This topic describes the running modes of Spark on MaxCompute, including the local, cluster, and DataWorks modes.

Local mode

The local mode allows you to easily debug application code, through a similar method to that of native Spark, and allows you to read and write MaxCompute tables by running the undefinedtunnel command. You need to add the required tunnel configuration items and endpoint information in the Spark-defaults.conf file. The endpoint varies depending on the network conditions and the region where the MaxCompute project is located. For more information, see Configure Endpoint. You can enable the local mode in an integrated development environment (IDE) or command line interface (CLI). To do so, you need to add the spark.master=local[N] configuration item, where N indicates the CPU resources required for running in the local mode. The following is an example of enabling the local mode in the CLI:
1.bin/spark-submit --master local[4] \
--class com.aliyun.odps.spark.examples.SparkPi \
${path to aliyun-cupid-sdk}/spark/spark-2.x/spark-examples/target/spark-examples_2.11-version-shaded.jar

Cluster mode

In cluster mode, you need to specify Main, which is a custom program entry and a crucial part of this mode. In this mode, the Main must succeed or fail for the Spark job to end. This mode is suitable to offline jobs and can be used in combination with Alibaba Cloud DataWorks for job scheduling. The method of submitting the CLI is as follows:
1.bin/spark-submit --master yarn-cluster \
–class SparkPi \
${ProjectRoot}/spark/spark-2.x/spark-examples/target/spark-examples_2.11-version-shaded.jar

DataWorks mode

Note Supported Region: China (Hong Kong), West USA 1, Central Europe 1, Asia Pacific SOU 1, Asia Pacific SE 1.
In DataWorks, you can run offline Spark on MaxCompute jobs in cluster mode. This helps to integrate Spark on MaxCompute nodes with other types of nodes and better schedule these nodes.
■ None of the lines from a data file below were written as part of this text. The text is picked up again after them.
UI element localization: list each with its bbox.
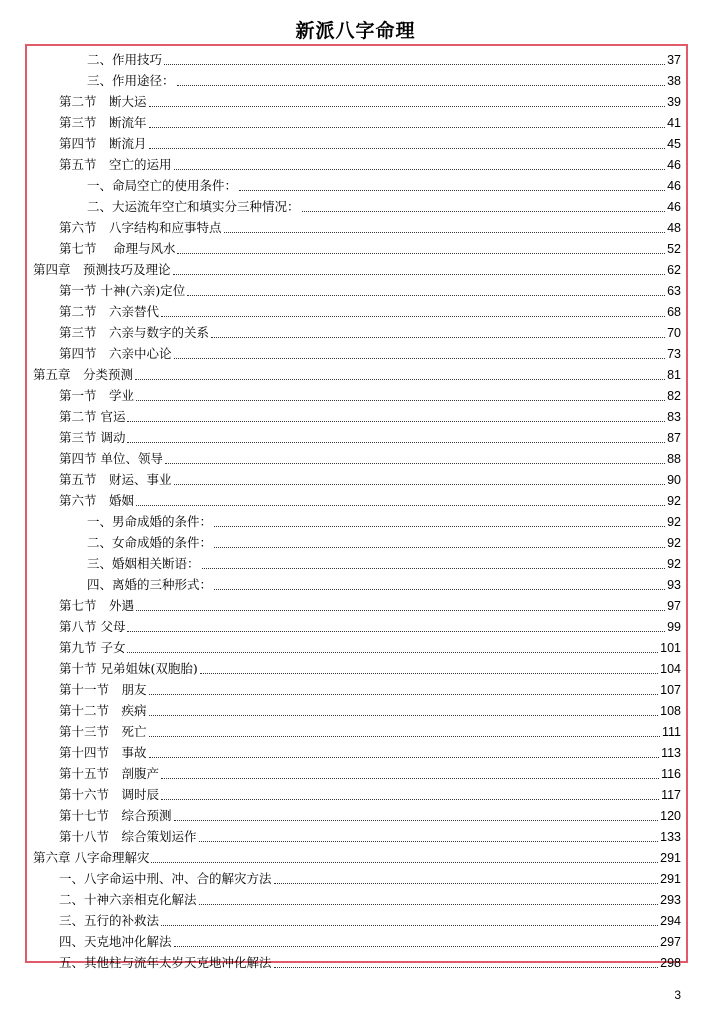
toc-entry-page: 73 xyxy=(667,347,681,361)
toc-dot-leader xyxy=(151,862,658,863)
toc-entry[interactable] xyxy=(33,426,681,447)
toc-entry[interactable] xyxy=(33,930,681,951)
toc-entry-label: 第六章 八字命理解灾 xyxy=(33,850,150,865)
toc-entry-page: 99 xyxy=(667,620,681,634)
toc-entry-label: 第四章 预测技巧及理论 xyxy=(33,262,171,277)
toc-entry-label: 第七节 命理与风水 xyxy=(59,241,176,256)
toc-dot-leader xyxy=(149,757,660,758)
toc-entry-page: 97 xyxy=(667,599,681,613)
toc-entry[interactable] xyxy=(33,720,681,741)
toc-dot-leader xyxy=(187,295,665,296)
toc-entry-page: 92 xyxy=(667,515,681,529)
toc-entry-page: 117 xyxy=(661,788,681,802)
toc-dot-leader xyxy=(214,547,665,548)
toc-entry[interactable] xyxy=(33,552,681,573)
toc-entry[interactable] xyxy=(33,216,681,237)
toc-entry[interactable] xyxy=(33,846,681,867)
toc-entry[interactable] xyxy=(33,342,681,363)
toc-entry-page: 298 xyxy=(660,956,681,970)
toc-dot-leader xyxy=(202,568,666,569)
toc-entry[interactable] xyxy=(33,678,681,699)
toc-entry-label: 第二节 六亲替代 xyxy=(59,304,160,319)
toc-entry-page: 45 xyxy=(667,137,681,151)
toc-entry-page: 41 xyxy=(667,116,681,130)
toc-dot-leader xyxy=(214,526,665,527)
toc-entry-page: 52 xyxy=(667,242,681,256)
toc-entry-label: 第十二节 疾病 xyxy=(59,703,147,718)
toc-entry[interactable] xyxy=(33,69,681,90)
toc-entry-label: 三、作用途径： xyxy=(87,73,175,88)
toc-entry[interactable] xyxy=(33,174,681,195)
toc-entry-label: 第十四节 事故 xyxy=(59,745,147,760)
toc-entry-page: 108 xyxy=(660,704,681,718)
toc-entry-label: 第二节 官运 xyxy=(59,409,126,424)
toc-entry-label: 第四节 断流月 xyxy=(59,136,147,151)
toc-entry-page: 116 xyxy=(661,767,681,781)
toc-entry-page: 46 xyxy=(667,158,681,172)
toc-entry[interactable] xyxy=(33,867,681,888)
toc-entry-label: 三、五行的补救法 xyxy=(59,913,160,928)
toc-entry-label: 四、天克地冲化解法 xyxy=(59,934,172,949)
toc-entry-label: 第三节 六亲与数字的关系 xyxy=(59,325,210,340)
toc-entry-label: 第六节 八字结构和应事特点 xyxy=(59,220,222,235)
toc-entry[interactable] xyxy=(33,741,681,762)
toc-entry-label: 第十三节 死亡 xyxy=(59,724,147,739)
toc-entry-page: 63 xyxy=(667,284,681,298)
toc-entry-page: 133 xyxy=(660,830,681,844)
toc-entry[interactable] xyxy=(33,636,681,657)
toc-entry-label: 第十八节 综合策划运作 xyxy=(59,829,197,844)
toc-dot-leader xyxy=(136,400,665,401)
document-title: 新派八字命理 xyxy=(295,20,416,42)
toc-entry-label: 第十五节 剖腹产 xyxy=(59,766,160,781)
toc-dot-leader xyxy=(127,421,665,422)
toc-entry-page: 46 xyxy=(667,179,681,193)
toc-entry-label: 四、离婚的三种形式： xyxy=(87,577,213,592)
toc-dot-leader xyxy=(302,211,666,212)
toc-entry-page: 90 xyxy=(667,473,681,487)
toc-entry[interactable] xyxy=(33,783,681,804)
toc-dot-leader xyxy=(161,778,659,779)
toc-entry-label: 第十六节 调时辰 xyxy=(59,787,160,802)
toc-entry[interactable] xyxy=(33,321,681,342)
toc-entry-label: 二、作用技巧 xyxy=(87,52,163,67)
toc-entry-label: 二、大运流年空亡和填实分三种情况： xyxy=(87,199,300,214)
toc-entry-page: 48 xyxy=(667,221,681,235)
page-number: 3 xyxy=(674,988,681,1002)
toc-entry-page: 38 xyxy=(667,74,681,88)
toc-entry[interactable] xyxy=(33,90,681,111)
toc-entry[interactable] xyxy=(33,909,681,930)
toc-entry-label: 三、婚姻相关断语： xyxy=(87,556,200,571)
toc-entry[interactable] xyxy=(33,258,681,279)
toc-entry-page: 92 xyxy=(667,494,681,508)
toc-entry[interactable] xyxy=(33,951,681,972)
toc-entry-page: 39 xyxy=(667,95,681,109)
toc-entry-page: 291 xyxy=(660,851,681,865)
toc-entry[interactable] xyxy=(33,531,681,552)
toc-dot-leader xyxy=(149,127,666,128)
toc-dot-leader xyxy=(274,967,659,968)
toc-dot-leader xyxy=(164,64,665,65)
table-of-contents xyxy=(33,48,681,972)
toc-entry[interactable] xyxy=(33,195,681,216)
toc-dot-leader xyxy=(161,316,665,317)
toc-dot-leader xyxy=(177,85,666,86)
toc-entry[interactable] xyxy=(33,132,681,153)
toc-entry-label: 第五节 财运、事业 xyxy=(59,472,172,487)
toc-entry-page: 87 xyxy=(667,431,681,445)
toc-dot-leader xyxy=(211,337,665,338)
toc-entry[interactable] xyxy=(33,237,681,258)
toc-entry-page: 113 xyxy=(661,746,681,760)
toc-entry-page: 70 xyxy=(667,326,681,340)
toc-entry[interactable] xyxy=(33,762,681,783)
toc-dot-leader xyxy=(149,694,659,695)
toc-entry-page: 92 xyxy=(667,536,681,550)
toc-entry-label: 第五节 空亡的运用 xyxy=(59,157,172,172)
toc-entry-page: 62 xyxy=(667,263,681,277)
toc-entry-label: 第四节 六亲中心论 xyxy=(59,346,172,361)
toc-dot-leader xyxy=(136,505,665,506)
toc-entry-page: 88 xyxy=(667,452,681,466)
toc-entry-label: 第八节 父母 xyxy=(59,619,126,634)
toc-dot-leader xyxy=(239,190,665,191)
toc-entry-label: 第三节 断流年 xyxy=(59,115,147,130)
toc-dot-leader xyxy=(199,841,659,842)
toc-dot-leader xyxy=(224,232,666,233)
toc-dot-leader xyxy=(127,631,665,632)
toc-entry-label: 第十一节 朋友 xyxy=(59,682,147,697)
toc-dot-leader xyxy=(214,589,665,590)
toc-entry-label: 第十节 兄弟姐妹(双胞胎) xyxy=(59,661,198,676)
toc-entry-page: 291 xyxy=(660,872,681,886)
toc-entry-label: 第一节 十神(六亲)定位 xyxy=(59,283,186,298)
toc-entry-page: 111 xyxy=(661,725,681,739)
toc-entry-label: 第四节 单位、领导 xyxy=(59,451,163,466)
toc-entry-label: 第一节 学业 xyxy=(59,388,135,403)
toc-entry[interactable] xyxy=(33,468,681,489)
toc-dot-leader xyxy=(127,442,665,443)
toc-dot-leader xyxy=(174,484,666,485)
toc-dot-leader xyxy=(127,652,658,653)
toc-dot-leader xyxy=(136,610,665,611)
toc-entry[interactable] xyxy=(33,699,681,720)
toc-entry-page: 294 xyxy=(660,914,681,928)
toc-dot-leader xyxy=(165,463,665,464)
toc-entry[interactable] xyxy=(33,300,681,321)
toc-entry[interactable] xyxy=(33,594,681,615)
toc-entry[interactable] xyxy=(33,384,681,405)
toc-entry[interactable] xyxy=(33,363,681,384)
toc-entry[interactable] xyxy=(33,573,681,594)
toc-entry-page: 46 xyxy=(667,200,681,214)
toc-dot-leader xyxy=(173,274,666,275)
toc-dot-leader xyxy=(161,925,658,926)
toc-dot-leader xyxy=(149,715,659,716)
toc-dot-leader xyxy=(174,946,659,947)
toc-entry-label: 第五章 分类预测 xyxy=(33,367,134,382)
toc-entry-label: 一、男命成婚的条件： xyxy=(87,514,213,529)
toc-entry[interactable] xyxy=(33,657,681,678)
toc-entry-page: 68 xyxy=(667,305,681,319)
toc-entry-page: 83 xyxy=(667,410,681,424)
toc-entry-page: 37 xyxy=(667,53,681,67)
toc-dot-leader xyxy=(149,736,660,737)
toc-entry[interactable] xyxy=(33,405,681,426)
toc-entry-page: 81 xyxy=(667,368,681,382)
toc-entry[interactable] xyxy=(33,153,681,174)
toc-entry-label: 第九节 子女 xyxy=(59,640,126,655)
toc-dot-leader xyxy=(174,820,659,821)
toc-entry[interactable] xyxy=(33,111,681,132)
toc-entry-page: 104 xyxy=(660,662,681,676)
toc-dot-leader xyxy=(274,883,659,884)
toc-entry[interactable] xyxy=(33,447,681,468)
toc-dot-leader xyxy=(149,148,666,149)
toc-entry-label: 五、其他柱与流年太岁天克地冲化解法 xyxy=(59,955,272,970)
toc-dot-leader xyxy=(177,253,665,254)
toc-entry-page: 92 xyxy=(667,557,681,571)
toc-entry-page: 82 xyxy=(667,389,681,403)
toc-entry-label: 一、八字命运中刑、冲、合的解灾方法 xyxy=(59,871,272,886)
toc-entry-label: 一、命局空亡的使用条件： xyxy=(87,178,238,193)
toc-entry-page: 107 xyxy=(660,683,681,697)
toc-entry-label: 第七节 外遇 xyxy=(59,598,135,613)
toc-entry-label: 第三节 调动 xyxy=(59,430,126,445)
toc-entry-page: 293 xyxy=(660,893,681,907)
toc-entry-page: 101 xyxy=(660,641,681,655)
toc-entry-label: 第六节 婚姻 xyxy=(59,493,135,508)
toc-entry-page: 93 xyxy=(667,578,681,592)
toc-dot-leader xyxy=(174,169,666,170)
toc-dot-leader xyxy=(199,904,659,905)
toc-dot-leader xyxy=(149,106,666,107)
toc-entry-page: 120 xyxy=(660,809,681,823)
toc-entry[interactable] xyxy=(33,48,681,69)
toc-entry[interactable] xyxy=(33,615,681,636)
toc-entry-label: 第十七节 综合预测 xyxy=(59,808,172,823)
toc-entry-label: 二、女命成婚的条件： xyxy=(87,535,213,550)
toc-dot-leader xyxy=(135,379,665,380)
toc-entry[interactable] xyxy=(33,279,681,300)
toc-dot-leader xyxy=(200,673,658,674)
toc-entry-page: 297 xyxy=(660,935,681,949)
toc-entry-label: 二、十神六亲相克化解法 xyxy=(59,892,197,907)
toc-entry[interactable] xyxy=(33,825,681,846)
toc-entry[interactable] xyxy=(33,510,681,531)
toc-entry[interactable] xyxy=(33,804,681,825)
toc-entry[interactable] xyxy=(33,888,681,909)
toc-dot-leader xyxy=(174,358,666,359)
toc-entry[interactable] xyxy=(33,489,681,510)
toc-dot-leader xyxy=(161,799,659,800)
toc-entry-label: 第二节 断大运 xyxy=(59,94,147,109)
To run an offline Spark on MaxCompute job, follow these steps:undefined
  1. Log on to DataWorks, and then upload and submit resources as a file in the target workflow.
  2. In the left-side navigation, click a workflow and select ODPS Spark.
  3. Drag a Spark on MaxCompute node to the workflow and double-click the node to define a Spark on MaxCompute job.
  4. Select a Spark version, language, and resource file (the file you have uploaded and submitted in Step 1), specify configuration items (for example, the number of executors and memory size), and set the endpoint configuration item spark.hadoop.odps.cupid.webproxy.endpoint for the Spark on MaxCompute service (the value of the endpoint configuration item is the connection address of the endpoint serving the region where your Spark on MaxCompute project is located).
  5. Manually run the Spark on MaxCompute node. You can view the logs of this job and based on the logs you can obtain the LogView data of the job and the URL of LogView. In addition, you can compile the data to diagnose the job.
    Note After the Spark on MaxCompute job is defined, you can orchestrate and centrally schedule and run different types of services in the corresponding workflow.